In the design of modern apartments, rooftop development has become an important and highly desirable part of urban life for the renter or owner. Besides being decorative, roof plantings may also provide food, entertainment and recreational opportunities, habitats for wildlife, temperature control and other benefits. Even when the views are not spectacular, simply getting out-of-doors at a rooftop level is a soul-satisfying experience. The same applies to the indoor-outdoor workspaces that have become a contributing part of the Pacific Northwest’s “sense of place.”
“Greening” isn’t really a new idea. Our work with Robert Holmes goes back to 1994 and the development of Belltown Court on Second Avenue, which has both roof and lower terrace amenities. What is new in our firm’s work is the evolution of these kind of spaces from passive parks to sustainable purposeful spaces. Rooftop amenities now increasingly define the character of a building and are seen as being important to renting and keeping the building full.
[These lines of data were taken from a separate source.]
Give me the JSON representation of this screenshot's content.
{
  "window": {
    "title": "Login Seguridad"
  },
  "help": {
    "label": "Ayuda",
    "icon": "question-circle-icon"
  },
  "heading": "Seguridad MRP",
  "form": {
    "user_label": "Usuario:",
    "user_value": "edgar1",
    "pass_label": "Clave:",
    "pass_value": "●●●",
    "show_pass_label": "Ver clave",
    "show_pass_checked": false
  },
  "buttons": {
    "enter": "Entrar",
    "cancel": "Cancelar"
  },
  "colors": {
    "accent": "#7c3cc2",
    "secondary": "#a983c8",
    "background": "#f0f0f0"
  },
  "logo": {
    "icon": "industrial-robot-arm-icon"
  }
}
Increasingly, developers, cities, and occupants of buildings want rooftops to look good rather than just being repositories for HVAC and other mechanical clutter.
For planners, these green retreats also provide an attractive, cost-effective alternative to street level pocket parks in densely populated urban areas. They provide a wonderful perspective of the city below. They feel safe and secure – and they are. They are part of the well--being of a city. In the space of less than a decade developers have found that green rooftops have gone from novelty to near necessity. Their tenants now embrace the idea of spending their leisure time high above it all.